When they passed the brightly lit sign for the casino he said, “That’s the place where you go.” He pulled out his wallet and said, “Put this in your purse. There’s about two thousand in it. Use what you need to keep gambling. Nobody in a casino bothers you if you’re gambling.” Then he had a sudden worry. “Don’t drink alcohol, or try to buy drugs. When this is over, you can get as fucked up as you want.”

“I won’t,” she said, sounding hurt.

He was silent again until after she had made the turn onto the smaller road and was headed toward the farm. She had gotten them here without his having to point out the last few turns, so he felt reassured: she wouldn’t get lost on the way back. She said, “Let me know where to stop.”

He watched the sights going by for a few minutes. When they passed the farm, he looked and his heartbeat strengthened again. The SUV was parked there, and one light was on upstairs. He was here. When Mae had gone a half mile down the road, Varney looked back and saw no headlights. He said, “Right here. Stop.”

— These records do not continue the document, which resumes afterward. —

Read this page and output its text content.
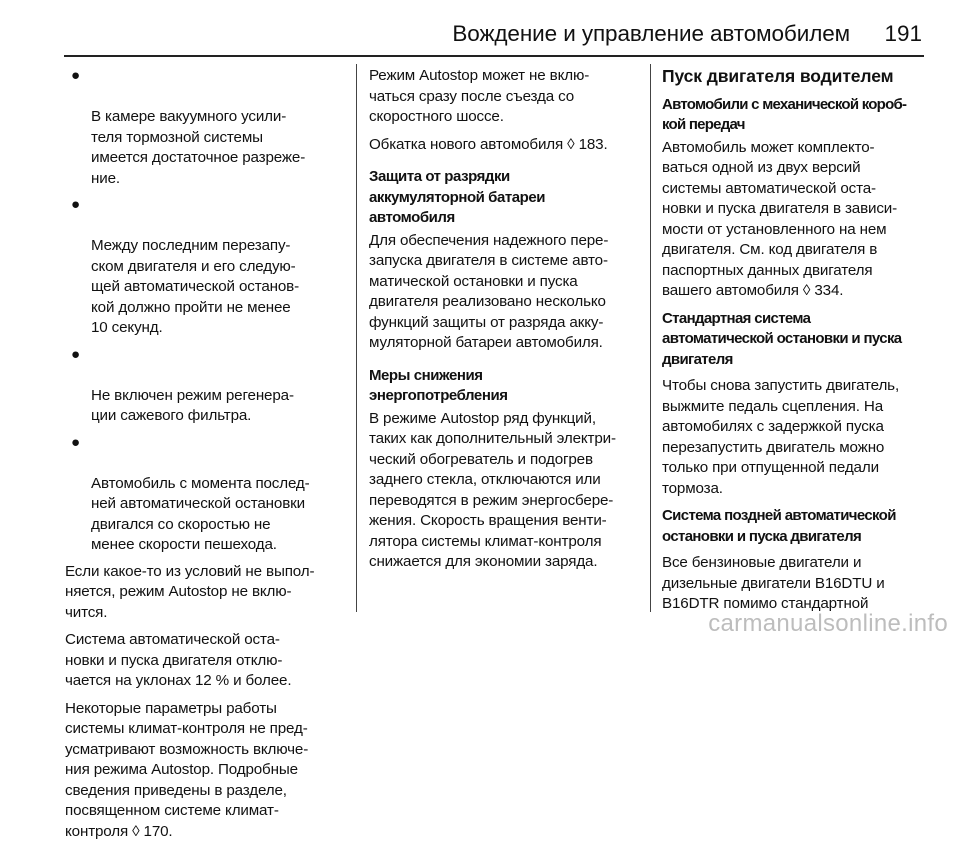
Вождение и управление автомобилем 191

●

В камере вакуумного усили-
теля тормозной системы
имеется достаточное разреже-
ние.

●

Между последним перезапу-
ском двигателя и его следую-
щей автоматической останов-
кой должно пройти не менее
10 секунд.

●

Не включен режим регенера-
ции сажевого фильтра.

●

Автомобиль с момента послед-
ней автоматической остановки
двигался со скоростью не
менее скорости пешехода.

Если какое-то из условий не выпол-
няется, режим Autostop не вклю-
чится.
Система автоматической оста-
новки и пуска двигателя отклю-
чается на уклонах 12 % и более.
Некоторые параметры работы
системы климат-контроля не пред-
усматривают возможность включе-
ния режима Autostop. Подробные
сведения приведены в разделе,
посвященном системе климат-
контроля ◊ 170.
Режим Autostop может не вклю-
чаться сразу после съезда со
скоростного шоссе.
Обкатка нового автомобиля ◊ 183.
Защита от разрядки
аккумуляторной батареи
автомобиля
Для обеспечения надежного пере-
запуска двигателя в системе авто-
матической остановки и пуска
двигателя реализовано несколько
функций защиты от разряда акку-
муляторной батареи автомобиля.
Меры снижения
энергопотребления
В режиме Autostop ряд функций,
таких как дополнительный электри-
ческий обогреватель и подогрев
заднего стекла, отключаются или
переводятся в режим энергосбере-
жения. Скорость вращения венти-
лятора системы климат-контроля
снижается для экономии заряда.
Пуск двигателя водителем
Автомобили с механической короб-
кой передач
Автомобиль может комплекто-
ваться одной из двух версий
системы автоматической оста-
новки и пуска двигателя в зависи-
мости от установленного на нем
двигателя. См. код двигателя в
паспортных данных двигателя
вашего автомобиля ◊ 334.
Стандартная система
автоматической остановки и пуска
двигателя
Чтобы снова запустить двигатель,
выжмите педаль сцепления. На
автомобилях с задержкой пуска
перезапустить двигатель можно
только при отпущенной педали
тормоза.
Система поздней автоматической
остановки и пуска двигателя
Все бензиновые двигатели и
дизельные двигатели B16DTU и
B16DTR помимо стандартной
carmanualsonline.info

He slipped out onto the road and closed the car door, then stepped back onto the shoulder. As he turned to go, her voice cut the silence.

“Wait,” she called.

He stopped, his senses searching the area for danger, his mind racing. He glanced at her to see what she had meant. She looked as though she knew she had made a mistake. She said, “I just wanted to say good luck.”

His eyes flared, but he said, “Thanks,” and stepped into the woods at the edge of the road. He saw the lights fade, heard the engine accelerating, and then submerged himself in the silence and darkness.